A carta com a decisão foi entregue a Temer na manhã de ontem. Antes, Geddel comunicou a aliados que deixaria o cargo, entre eles alguns ministros e o presidente do Senado, Renan Calheiros (PMDB-AL).
“Avolumaram-se as críticas sobre mim. Em Salvador, vejo o sofrimento dos meus familiares. Quem me conhece sabe ser esse o limite da dor que suporto. É hora de sair”, escreveu Geddel.
“Diante da dimensão das interpretações dadas, peço desculpas aos que estão sendo por elas alcançados, mas o Brasil é maior do que tudo isso”, ressaltou.

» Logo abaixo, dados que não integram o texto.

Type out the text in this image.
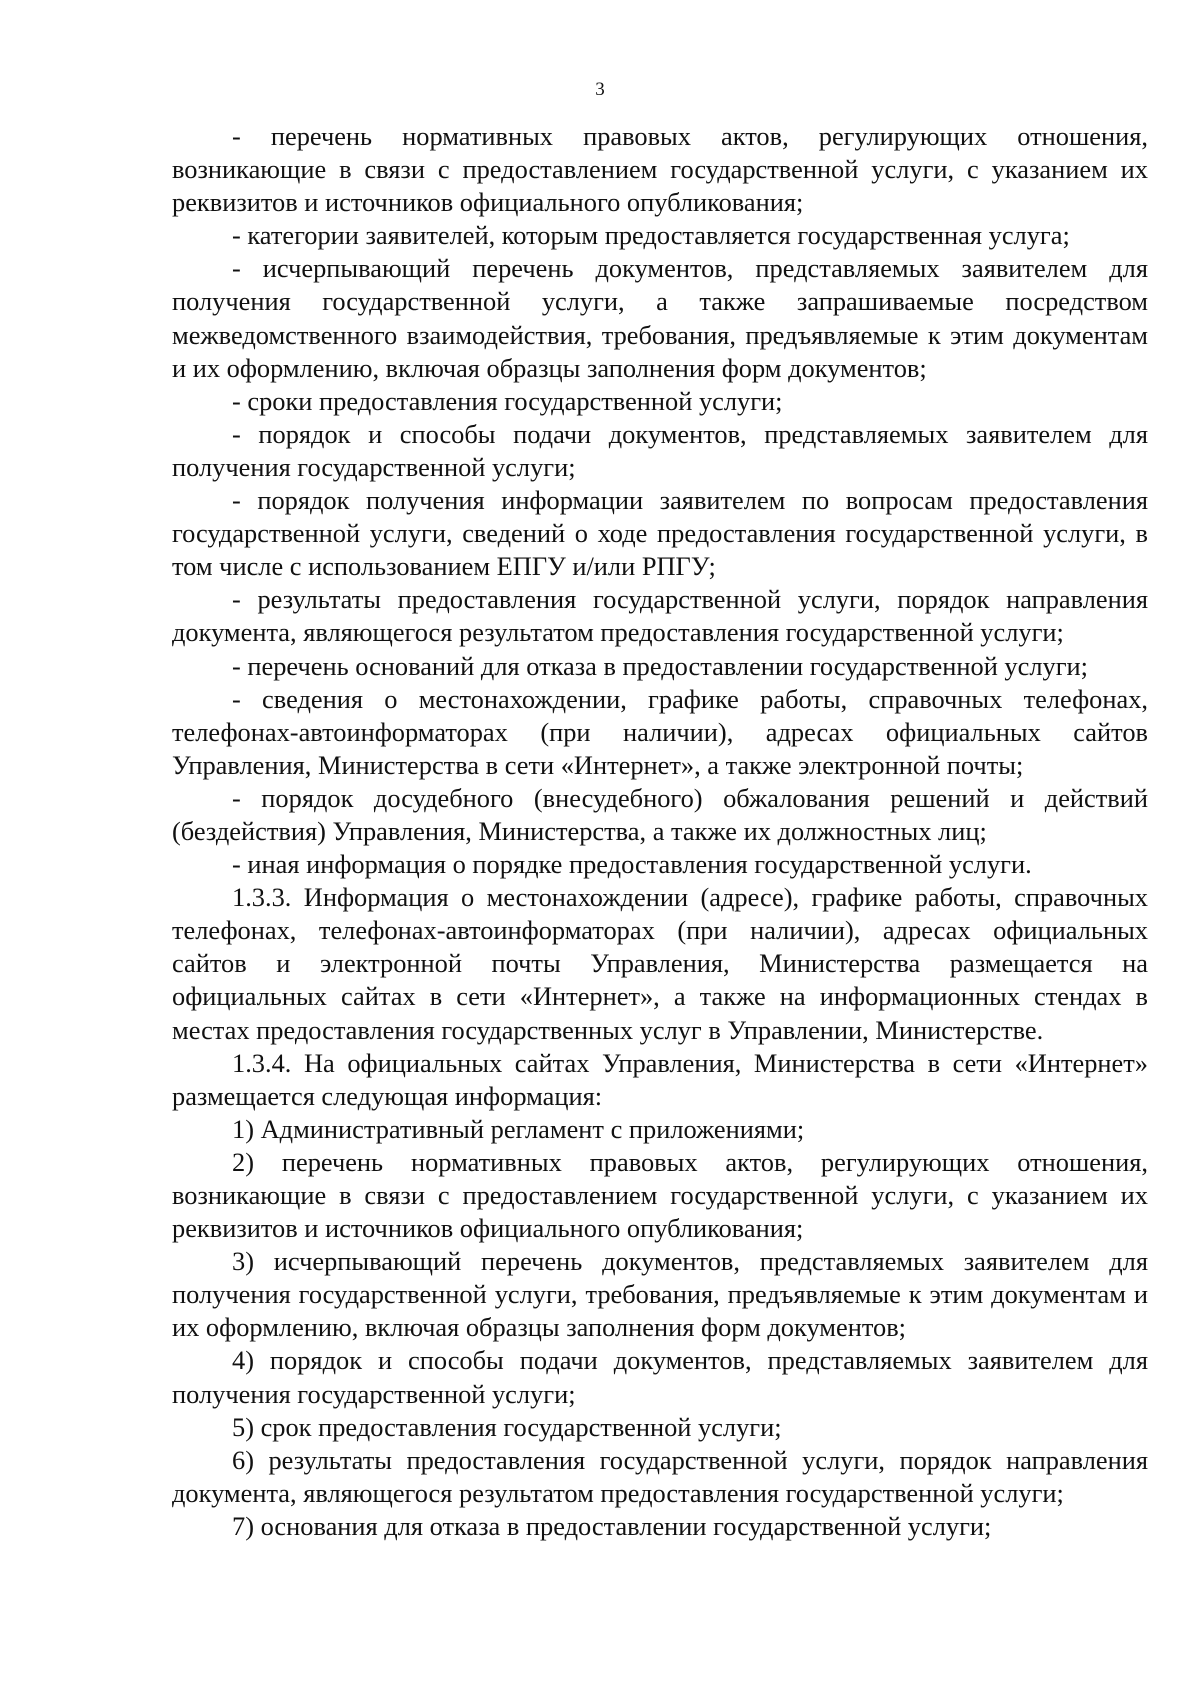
3

- перечень нормативных правовых актов, регулирующих отношения, возникающие в связи с предоставлением государственной услуги, с указанием их реквизитов и источников официального опубликования;

- категории заявителей, которым предоставляется государственная услуга;

- исчерпывающий перечень документов, представляемых заявителем для получения государственной услуги, а также запрашиваемые посредством межведомственного взаимодействия, требования, предъявляемые к этим документам и их оформлению, включая образцы заполнения форм документов;

- сроки предоставления государственной услуги;

- порядок и способы подачи документов, представляемых заявителем для получения государственной услуги;

- порядок получения информации заявителем по вопросам предоставления государственной услуги, сведений о ходе предоставления государственной услуги, в том числе с использованием ЕПГУ и/или РПГУ;

- результаты предоставления государственной услуги, порядок направления документа, являющегося результатом предоставления государственной услуги;

- перечень оснований для отказа в предоставлении государственной услуги;

- сведения о местонахождении, графике работы, справочных телефонах, телефонах-автоинформаторах (при наличии), адресах официальных сайтов Управления, Министерства в сети «Интернет», а также электронной почты;

- порядок досудебного (внесудебного) обжалования решений и действий (бездействия) Управления, Министерства, а также их должностных лиц;

- иная информация о порядке предоставления государственной услуги.

1.3.3. Информация о местонахождении (адресе), графике работы, справочных телефонах, телефонах-автоинформаторах (при наличии), адресах официальных сайтов и электронной почты Управления, Министерства размещается на официальных сайтах в сети «Интернет», а также на информационных стендах в местах предоставления государственных услуг в Управлении, Министерстве.

1.3.4. На официальных сайтах Управления, Министерства в сети «Интернет» размещается следующая информация:

1) Административный регламент с приложениями;

2) перечень нормативных правовых актов, регулирующих отношения, возникающие в связи с предоставлением государственной услуги, с указанием их реквизитов и источников официального опубликования;

3) исчерпывающий перечень документов, представляемых заявителем для получения государственной услуги, требования, предъявляемые к этим документам и их оформлению, включая образцы заполнения форм документов;

4) порядок и способы подачи документов, представляемых заявителем для получения государственной услуги;

5) срок предоставления государственной услуги;

6) результаты предоставления государственной услуги, порядок направления документа, являющегося результатом предоставления государственной услуги;

7) основания для отказа в предоставлении государственной услуги;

Na nota, Geddel diz que continuará torcendo pelo governo de Temer. “Capitaneado por um presidente sério, ético e afável no trato com todos”, disse.
Geddel é o sexto ministro a deixar o governo Temer, que assumiu em maio. Antes saíram Marcelo Calero (Cultura), Henrique Alves (Turismo), Fábio Osório (AGU), Romero Jucá (Planejamento) e Fabiano Silveira (Transparência).

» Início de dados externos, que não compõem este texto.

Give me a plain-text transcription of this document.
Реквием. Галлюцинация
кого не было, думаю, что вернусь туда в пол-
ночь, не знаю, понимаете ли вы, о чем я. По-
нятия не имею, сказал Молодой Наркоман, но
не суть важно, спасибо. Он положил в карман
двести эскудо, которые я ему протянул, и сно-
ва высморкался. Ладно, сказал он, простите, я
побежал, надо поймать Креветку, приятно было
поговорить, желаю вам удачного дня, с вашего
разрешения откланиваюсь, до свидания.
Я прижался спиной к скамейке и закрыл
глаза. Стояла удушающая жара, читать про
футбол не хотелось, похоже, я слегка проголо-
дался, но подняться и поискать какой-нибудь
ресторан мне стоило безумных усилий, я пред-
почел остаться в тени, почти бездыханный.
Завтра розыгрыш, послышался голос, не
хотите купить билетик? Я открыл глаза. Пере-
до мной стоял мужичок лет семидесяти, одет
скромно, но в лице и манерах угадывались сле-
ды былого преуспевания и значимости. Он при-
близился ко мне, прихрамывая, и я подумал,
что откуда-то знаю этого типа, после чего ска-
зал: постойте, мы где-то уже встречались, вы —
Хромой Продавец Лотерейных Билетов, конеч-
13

Com sua demissão, Geddel perderá o foro privilegiado no STF (Supremo Tribunal Federal). A Procuradoria-Geral da República já avalia pedir a abertura de um inquérito contra ele.
Geddel foi acusado pelo ex-ministro da Cultura Marcelo Calero de tê-lo pressionado a rever decisão do Iphan (Instituto do Patrimônio Histórico Artístico Nacional) que impede a construção de um empreendimento imobiliário onde o ministro da Secretaria de Governo adquiriu apartamento.
Em depoimento à Polícia Federal, Calero disse ainda que o presidente Temer o “enquadrou” no intuito de encontrar uma “saída” para obra de interesse de Geddel.
Além de Temer e de Geddel, Calero implica também o ministro da Casa Civil, Eliseu Padilha. O ex-ministro disse à PF ter recebido uma ligação de Padilha após uma conversa ruim com Geddel.